Saya tidak sempat merasakan Android Auto sebelum sistem multitasking "Coolwalk" diperkenalkan beberapa tahun lalu. Tapi setelah menggunakannya, saya sadar bahwa pengalaman sebelumnya — di mana pengemudi harus bolak-balik membuka aplikasi satu per satu — memang kurang optimal. Coolwalk mengubah semuanya dengan pendekatan yang lebih cerdas: layar terbagi secara otomatis berdasarkan konteks penggunaan.

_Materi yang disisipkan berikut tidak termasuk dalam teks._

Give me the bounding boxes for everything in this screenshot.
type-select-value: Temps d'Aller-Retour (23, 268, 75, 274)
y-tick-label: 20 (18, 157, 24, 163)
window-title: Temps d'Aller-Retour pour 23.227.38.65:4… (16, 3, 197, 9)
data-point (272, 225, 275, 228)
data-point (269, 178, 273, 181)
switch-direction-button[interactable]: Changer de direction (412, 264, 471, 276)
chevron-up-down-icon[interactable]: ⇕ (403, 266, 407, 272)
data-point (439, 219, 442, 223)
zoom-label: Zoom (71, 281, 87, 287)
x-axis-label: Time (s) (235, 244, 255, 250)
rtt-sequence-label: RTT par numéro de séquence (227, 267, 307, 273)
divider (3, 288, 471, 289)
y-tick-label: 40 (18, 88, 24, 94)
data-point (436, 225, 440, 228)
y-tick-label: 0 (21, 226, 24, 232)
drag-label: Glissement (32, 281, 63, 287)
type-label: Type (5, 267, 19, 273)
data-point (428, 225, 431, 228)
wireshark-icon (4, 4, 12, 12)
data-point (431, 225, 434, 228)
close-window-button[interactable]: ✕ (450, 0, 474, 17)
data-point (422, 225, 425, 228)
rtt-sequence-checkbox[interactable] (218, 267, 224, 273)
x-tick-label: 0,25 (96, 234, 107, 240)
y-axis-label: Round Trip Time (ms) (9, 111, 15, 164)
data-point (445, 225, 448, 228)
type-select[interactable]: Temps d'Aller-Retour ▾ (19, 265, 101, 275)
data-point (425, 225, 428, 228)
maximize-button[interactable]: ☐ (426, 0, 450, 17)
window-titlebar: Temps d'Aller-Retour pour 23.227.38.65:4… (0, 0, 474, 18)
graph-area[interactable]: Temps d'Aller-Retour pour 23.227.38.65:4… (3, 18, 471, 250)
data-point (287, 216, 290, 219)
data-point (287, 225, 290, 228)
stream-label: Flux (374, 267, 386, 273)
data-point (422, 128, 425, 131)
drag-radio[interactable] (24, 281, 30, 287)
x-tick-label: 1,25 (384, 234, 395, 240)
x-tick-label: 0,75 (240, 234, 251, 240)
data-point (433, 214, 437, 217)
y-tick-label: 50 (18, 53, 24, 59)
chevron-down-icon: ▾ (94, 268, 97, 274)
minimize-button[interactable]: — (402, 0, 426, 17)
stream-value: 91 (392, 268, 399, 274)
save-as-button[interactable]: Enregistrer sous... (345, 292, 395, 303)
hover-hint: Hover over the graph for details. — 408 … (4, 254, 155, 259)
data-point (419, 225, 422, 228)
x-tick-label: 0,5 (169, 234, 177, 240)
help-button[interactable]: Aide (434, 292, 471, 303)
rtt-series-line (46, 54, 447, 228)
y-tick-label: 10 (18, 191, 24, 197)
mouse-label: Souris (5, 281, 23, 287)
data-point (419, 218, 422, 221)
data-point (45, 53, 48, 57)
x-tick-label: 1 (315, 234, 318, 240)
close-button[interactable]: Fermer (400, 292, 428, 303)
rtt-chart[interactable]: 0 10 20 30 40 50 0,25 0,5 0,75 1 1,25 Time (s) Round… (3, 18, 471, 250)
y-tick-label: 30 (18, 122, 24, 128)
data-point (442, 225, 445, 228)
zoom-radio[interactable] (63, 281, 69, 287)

Coolwalk bukan sekadar fitur split screen statis. Sistem ini membaca aktivitas pengemudi secara real-time. Saat Anda mulai navigasi, peta mengambil porsi lebih besar. Begitu panggilan masuk, kartu kontak muncul di sisi kanan tanpa menutup aplikasi utama.
Yang membuatnya terasa natural adalah transisinya. Tidak ada jeda atau lag yang mengganggu. Sistem operasi di latar belakang terus bekerja mengatur prioritas aplikasi — mirip cara kerja desktop modern, tapi dirancang khusus untuk lingkungan mobil dengan input terbatas.
Di jalanan Jakarta, Surabaya, atau Bandung, pengemudi harus membagi perhatian antara kondisi lalu lintas dan kebutuhan informasi. Coolwalk mengurangi jumlah sentuhan yang diperlukan untuk mengganti lag, membaca pesan singkat, atau melihat perkiraan waktu tiba. Setiap pengurangan interaksi berarti pengalihan fokus yang lebih sedikit dari jalan raya.
Fitur ini juga mendukung aplikasi pihak ketiga seperti Spotify, WhatsApp, dan Google Maps secara simultan. Tidak perlu lagi keluar-masuk aplikasi — semua tampil dalam satu kanvas yang diatur oleh algoritma prioritas Android Auto.
Setelah terbiasa dengan Coolwalk, saya hampir lupa bahwa sistem ini bekerja di latar belakang. Tidak ada tombol mode split yang harus ditekan, tidak ada pengaturan manual. Android Auto mempelajari kebiasaan: jika Anda sering membuka playlist saat macet, kartu musik akan otomatis muncul di area yang mudah dijangkau.
Bagi pengguna yang belum mencoba, fitur ini tersedia di semua ponsel Android yang menjalankan Android Auto versi terbaru. Tidak perlu perangkat keras khusus — cukup kabel USB atau koneksi nirkabel yang stabil ke head unit mobil yang kompatibel.
Coolwalk membuktikan bahwa multitasking di dalam mobil tidak harus rumit. Dengan pendekatan yang fokus pada konteks dan pengurangan gesekan, fitur ini menjadi salah satu yang paling sulit saya tinggalkan saat berganti kendaraan. Untuk pengemudi di Indonesia, di mana waktu di jalan bisa mencapai dua hingga tiga jam sehari, ini bukan sekadar kemewahan — ini kebutuhan.